Euro 88 – One of the finest of all Ireland’s performances

Jack Charlton knew how good his team were, and how far they could have gone

Euro 88: Adri van Tiggelen and  Ray Houghton during Ireland’s Netherlands match. Photograph: Billy Stickland/Inpho

Euro 88: Adri van Tiggelen and Ray Houghton during Ireland’s Netherlands match. Photograph: Billy Stickland/Inpho

 

Anchored by the pragmatism of an upbringing in the northeast of England, Jack Charlton was a man not given to flights of fancy. Yet he had no hesitation in stating that, with just a couple of changes in the teams he sent out to contest the finals of the 1988 European Championship, the Republic of Ireland could have fashioned the biggest triumph in its sporting history.

“That was our best chance of hitting the jackpot,” he has told this reporter, “and I’ll tell you why. We were new to that level of football, and opposing teams simply didn’t know how to deal with us. On top of that we had a core of good players who were just coming to their prime when we set down in Germany, ” Charlton said. “On my reckoning we lacked just two players to go all the way, a central forward with the pace to get away from defenders and a left-sided midfield player to supply the running power we missed on that flank.”

Only eight countries made it to the finals, but at a time when eastern Europe hadn’t yet been fragmented, quality superseded quantity, a point perfectly perfected in the structure of the team that represented the Soviet Union.

The top two in each group of four teams advanced to the semi-finals, and, with England and the Netherlands joining the Soviet Union in Ireland’s group, the challenge awaiting Charlton and his players was at once intimidating and inviting. Pointedly, both finalists emerged from this group, with the Netherlands defeating the Soviet Union 2-0 in the decider.

Ireland’s start could not have been more convincing. England were brought down by Ray Houghton’s early goal in Stuttgart, and with Packie Bonner denying Gary Lineker on at least three occasions the travelling support, embracing a wide diversion of sporting interests, was in its element.

The Irish Times match report was headlined “The longest day and the greatest day”, and it was all of that as Stuttgart’s numerous beer taverns resounded to the beat of Irish music and the locals, never averse to a good party, joined the throngs celebrating Houghton’s masterclass in opportunism.

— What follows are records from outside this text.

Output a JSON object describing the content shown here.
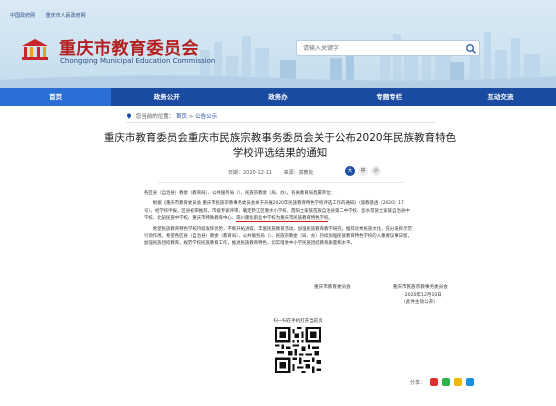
{
  "header": {
    "top_links": [
      "中国政府网",
      "重庆市人民政府网"
    ],
    "title": "重庆市教育委员会",
    "subtitle": "Chongqing Municipal Education Commission",
    "search_placeholder": "请输入关键字"
  },
  "nav": {
    "items": [
      "首页",
      "政务公开",
      "政务办",
      "专题专栏",
      "互动交流"
    ]
  },
  "breadcrumb": {
    "current_label": "您当前的位置：",
    "home": "首页",
    "sep": ">",
    "section": "公告公示"
  },
  "article": {
    "title": "重庆市教育委员会重庆市民族宗教事务委员会关于公布2020年民族教育特色学校评选结果的通知",
    "date": "日期：2020-12-11",
    "source": "来源：高教处",
    "font_sizes": [
      "大",
      "中",
      "小"
    ],
    "addressee": "各区县（自治县）教委（教育局）、公共服务局（）、民族宗教委（局、办），有关教育局直属单位：",
    "para1_start": "根据《重庆市教育委员会 重庆市民族宗教事务委员会关于开展2020年民族教育特色学校评选工作的通知》（渝教基函〔2020〕17号），经学校申报，区县初审推荐，市级专家评审，确定黔江区重水小学校、酉阳土家族苗族自治县第二中学校、彭水苗族土家族自治县中学校、北碚民族中学校、重庆市特殊教育中心、",
    "para1_highlight": "南川隆化职业中学校为重庆市民族教育特色学校",
    "para1_end": "。",
    "para2": "希望民族教育特色学校持续发挥优势，不断开拓进取，丰富民族教育活动，加强民族教育教学研究，推荐优秀民族文化，充分发挥示范引领作用。希望各区县（自治县）教委（教育局）、公共服务局（）、民族宗教委（局、办）持续加强民族教育特色学校的入重要议事日程，加强民族团结教育，规范学校民族教育工作，推进民族教育特色，切实增进中小学民族团结教育质量和水平。",
    "signer_left": "重庆市教育委员会",
    "signer_right": "重庆市民族宗教事务委员会",
    "sign_date": "2020年12月10日",
    "disclosure": "（此件主动公开）"
  },
  "qr": {
    "label": "扫一扫在手机打开当前页"
  },
  "share": {
    "label": "分享："
  },
  "colors": {
    "nav_bg": "#1a4ba0",
    "nav_active": "#2b6fd6",
    "title_red": "#b41e1e",
    "highlight_underline": "#d21f1f"
  }
}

Hanover was the next port of call, and with Paul McGrath out through injury, and the European Footballer of the Year, Igor Belanov, calling the shots in the Soviet Union team, the optimism generated by the heroics of Stuttgart just four days earlier was already coming under scrutiny.

But Ronnie Whelan’s goal, perceived as a thing of beauty at the time but later revealed as a good old-fashioned shank, was cancelled out 16 minutes from the end by Oleg Protasov, and a 1-1 draw was interpreted as scant reward for one of the finest of all Ireland’s performances away from home.

Euro 88: Jack Charlton and Tony Galvin after Ireland’s defeat by the Netherlands. Photograph: Billy Stickland/Inpho
Euro 88: Jack Charlton and Tony Galvin after Ireland’s defeat by the Netherlands. Photograph: Billy Stickland/Inpho

It meant they now had to take at least a point from the last of their qualifying games, against the Netherlands, in Gelsenkirchen, to make it into the semi-finals. And with 40,000 Dutch fans streaming over the border we suddenly began to fear for our chances of survival.

By comparison Charlton’s private army of 15,000 revellers now looked tiny on a warm, humid afternoon, and they may have sensed the worst when McGrath’s errant header from Houghton’s corner kick hit a post rather than the back of the net. For many Irish supporters inside the stadium that mistake may have fallen like the clap of doom. The sense of grievance was heightened when, with just six minutes separating Charlton’s team from a place in the semi finals, a mishit shot by Ronald Koeman ended with Wim Kieft, on as a second-half replacement, plundering a fortuitous winner for the Netherlands.

That was heartbreak on a shocking scale, a disappointment suffered by millions of Irish people around the world.

Imagine my surprise, then, when, on leaving the press box, I bumped into a leading FAI official with a somewhat different take on the drama we had just witnessed. “That was some escape there, wasn’t it?” he blurted out. “Do you realise that, had we qualified for the semi-finals, we didn’t have the money to stay in Germany without embarrassing ourselves?”

A German bailout, some 20 years before the ball was really burst? Never.